Sería imposible imaginarnos todo el horror que supuso la estancia de prisioneros en campos como Auschwitz II-Birkenau o Mauthausen porque no estuvimos allí como prisioneros, por tanto, cuesta imaginarlo. Pero, ¿por qué no intentarlo? Si no lo hacemos es como si existiese un vacío en el tiempo en el que irán cayendo toda clase de fantasías, visiones, quimeras en definitiva y habrá –ya los hay-, quienes diga que eso no existió jamás, que es pura invención. Incluso imaginándonos lo que pudo ser Birkenau también se puede imaginar como lo que no fue. Por esto debería de haber una forma para entender y, a la vez, comprender mejor la experiencia de este campo y ésta podría ser el prestar más atención a diversos aspectos como pueden ser los espaciales, los sensoriales y los emocionales.

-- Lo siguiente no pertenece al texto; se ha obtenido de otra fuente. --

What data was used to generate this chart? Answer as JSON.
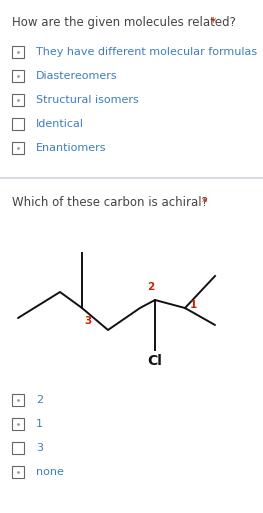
{
  "bg_color": "#ffffff",
  "separator_color": "#d0d0e0",
  "question1": "How are the given molecules related?",
  "q1_star": " *",
  "q1_options": [
    "They have different molecular formulas",
    "Diastereomers",
    "Structural isomers",
    "Identical",
    "Enantiomers"
  ],
  "q1_has_dot": [
    true,
    true,
    true,
    false,
    true
  ],
  "question2": "Which of these carbon is achiral?",
  "q2_star": " *",
  "q2_options": [
    "2",
    "1",
    "3",
    "none"
  ],
  "q2_has_dot": [
    true,
    true,
    false,
    true
  ],
  "text_color": "#3d7ebf",
  "question_color": "#444444",
  "star_color": "#cc2200",
  "label_color_red": "#cc2200",
  "molecule_color": "#111111",
  "font_size_q": 8.5,
  "font_size_opt": 8.0,
  "font_size_cl": 10.0
}
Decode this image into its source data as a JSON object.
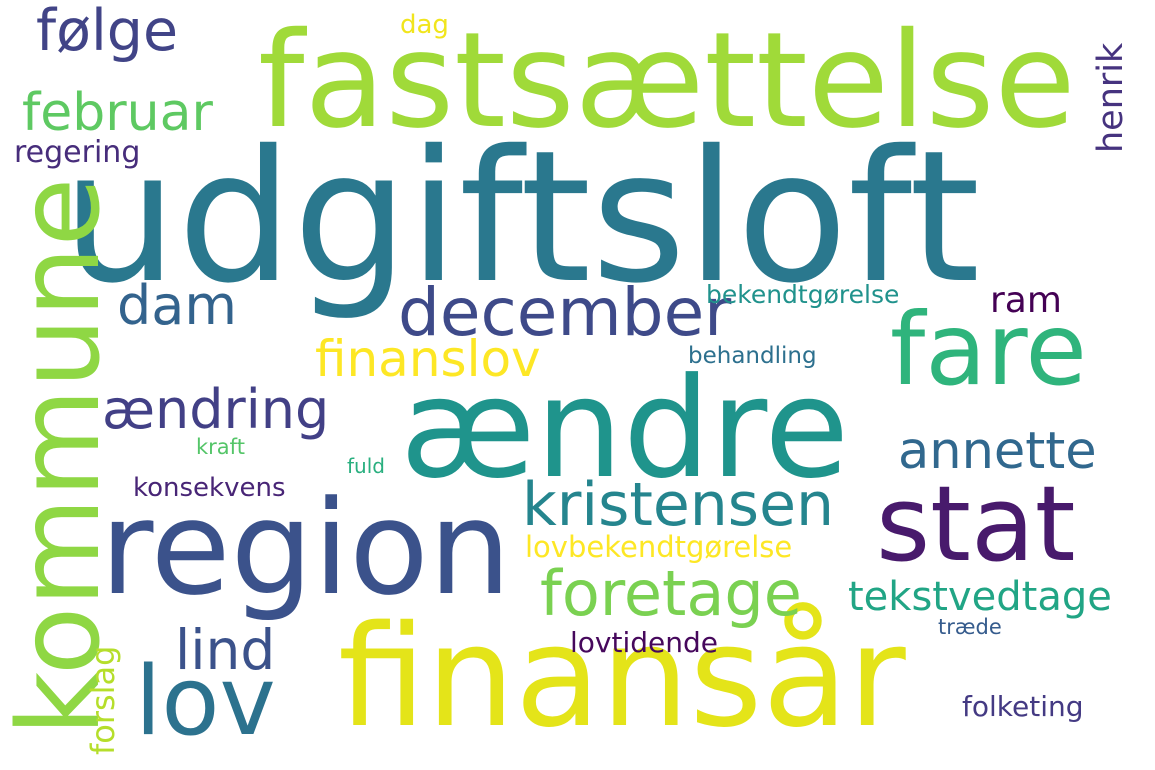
{
  "words": {
    "udgiftsloft": {
      "text": "udgiftsloft",
      "color": "#2a788e"
    },
    "fastsaettelse": {
      "text": "fastsættelse",
      "color": "#a0da39"
    },
    "finansaar": {
      "text": "finansår",
      "color": "#e4e419"
    },
    "aendre": {
      "text": "ændre",
      "color": "#1f948c"
    },
    "region": {
      "text": "region",
      "color": "#3b528b"
    },
    "stat": {
      "text": "stat",
      "color": "#481a6c"
    },
    "fare": {
      "text": "fare",
      "color": "#2fb47c"
    },
    "kommune": {
      "text": "kommune",
      "color": "#8fd744"
    },
    "lov": {
      "text": "lov",
      "color": "#2c728e"
    },
    "december": {
      "text": "december",
      "color": "#3e4a89"
    },
    "foretage": {
      "text": "foretage",
      "color": "#7ad151"
    },
    "kristensen": {
      "text": "kristensen",
      "color": "#25858e"
    },
    "finanslov": {
      "text": "finanslov",
      "color": "#fde725"
    },
    "foelge": {
      "text": "følge",
      "color": "#414487"
    },
    "februar": {
      "text": "februar",
      "color": "#5ec962"
    },
    "aendring": {
      "text": "ændring",
      "color": "#424086"
    },
    "annette": {
      "text": "annette",
      "color": "#31688e"
    },
    "lind": {
      "text": "lind",
      "color": "#3b528b"
    },
    "dam": {
      "text": "dam",
      "color": "#33638d"
    },
    "tekstvedtage": {
      "text": "tekstvedtage",
      "color": "#21a585"
    },
    "henrik": {
      "text": "henrik",
      "color": "#46337f"
    },
    "ram": {
      "text": "ram",
      "color": "#440154"
    },
    "lovbekendtgoerelse": {
      "text": "lovbekendtgørelse",
      "color": "#fde725"
    },
    "regering": {
      "text": "regering",
      "color": "#472d7b"
    },
    "forslag": {
      "text": "forslag",
      "color": "#b5de2b"
    },
    "folketing": {
      "text": "folketing",
      "color": "#443a83"
    },
    "konsekvens": {
      "text": "konsekvens",
      "color": "#482576"
    },
    "lovtidende": {
      "text": "lovtidende",
      "color": "#46085c"
    },
    "bekendtgoerelse": {
      "text": "bekendtgørelse",
      "color": "#20928c"
    },
    "behandling": {
      "text": "behandling",
      "color": "#2d708e"
    },
    "dag": {
      "text": "dag",
      "color": "#f1e51d"
    },
    "kraft": {
      "text": "kraft",
      "color": "#54c568"
    },
    "fuld": {
      "text": "fuld",
      "color": "#29af7f"
    },
    "traede": {
      "text": "træde",
      "color": "#365c8d"
    }
  }
}
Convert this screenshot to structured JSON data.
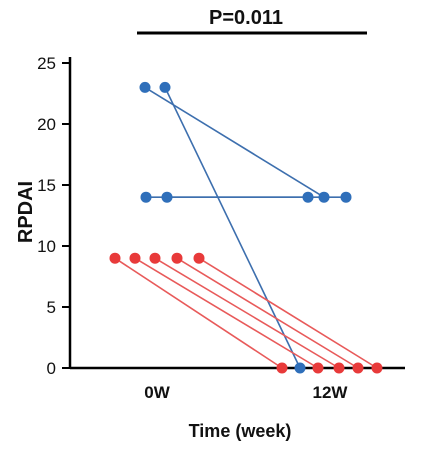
{
  "chart_data": {
    "type": "line",
    "annotation": "P=0.011",
    "xlabel": "Time (week)",
    "ylabel": "RPDAI",
    "x_ticks": [
      "0W",
      "12W"
    ],
    "y_ticks": [
      "0",
      "5",
      "10",
      "15",
      "20",
      "25"
    ],
    "ylim": [
      0,
      25
    ],
    "grid": false,
    "colors": {
      "blue": "#2f6fba",
      "red": "#e83a3a",
      "blue_line": "#3d6fae",
      "red_line": "#e85a5a"
    },
    "series": [
      {
        "group": "blue",
        "values": [
          23,
          14
        ]
      },
      {
        "group": "blue",
        "values": [
          23,
          0
        ]
      },
      {
        "group": "blue",
        "values": [
          14,
          14
        ]
      },
      {
        "group": "blue",
        "values": [
          14,
          14
        ]
      },
      {
        "group": "red",
        "values": [
          9,
          0
        ]
      },
      {
        "group": "red",
        "values": [
          9,
          0
        ]
      },
      {
        "group": "red",
        "values": [
          9,
          0
        ]
      },
      {
        "group": "red",
        "values": [
          9,
          0
        ]
      },
      {
        "group": "red",
        "values": [
          9,
          0
        ]
      }
    ]
  }
}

Un dormitorio, por ejemplo, en cualquier campo, tenía una importancia vital. Cada uno de los presos que regresaba por la noche a su reducido espacio en la litera donde alojaba su famélico cuerpo significaba una victoria porque había sobrevivido un día más. No era normal que descansara porque estaban apiñados en unos espacios asfixiantes y muchos temían que llegara la noche porque lo que se encontrarían en la litera eran unos “colchones” llenos de pulgas, las riñas entre ellos eran frecuentes lo que imposibilitaba la conciliación del sueño. Por otro lado la peste que desprendían los cubos en el interior de todos y cada uno de los barracones hacía que ese sueño tardara en llegar, si es que llegaba. Así se iban a cortando los días para muchos de ellos y su fin estaba cada día más próximo. Por ello, alrededor de una litera, de todas las literas se arremolinaban muchas emociones y sensaciones y por ello debe recordarnos que su agonía, la de los deportados en cualquier campo, era constante, hora tras hora, se hacía interminable por lo que muchos anhelaban, deseaban, que la parca llegara lo más pronto posible en su busca. Los más decididos no esperaron ese momento y pusieron remedio para acelerar esa espera que se les estaba haciendo interminable. Una cuerda, un cinturón o arrojarse contra las alambradas electrificadas fue la solución más rápida para poner fin a sus problemas. Se habían acumulado tantos –día tras día-, que ya no les cabía uno más en aquellos cuerpos esqueléticos, débiles, que apenas podían soportar su propio peso que, igualmente, poco a poco y debido a la falta de calorías diarias, era exiguo.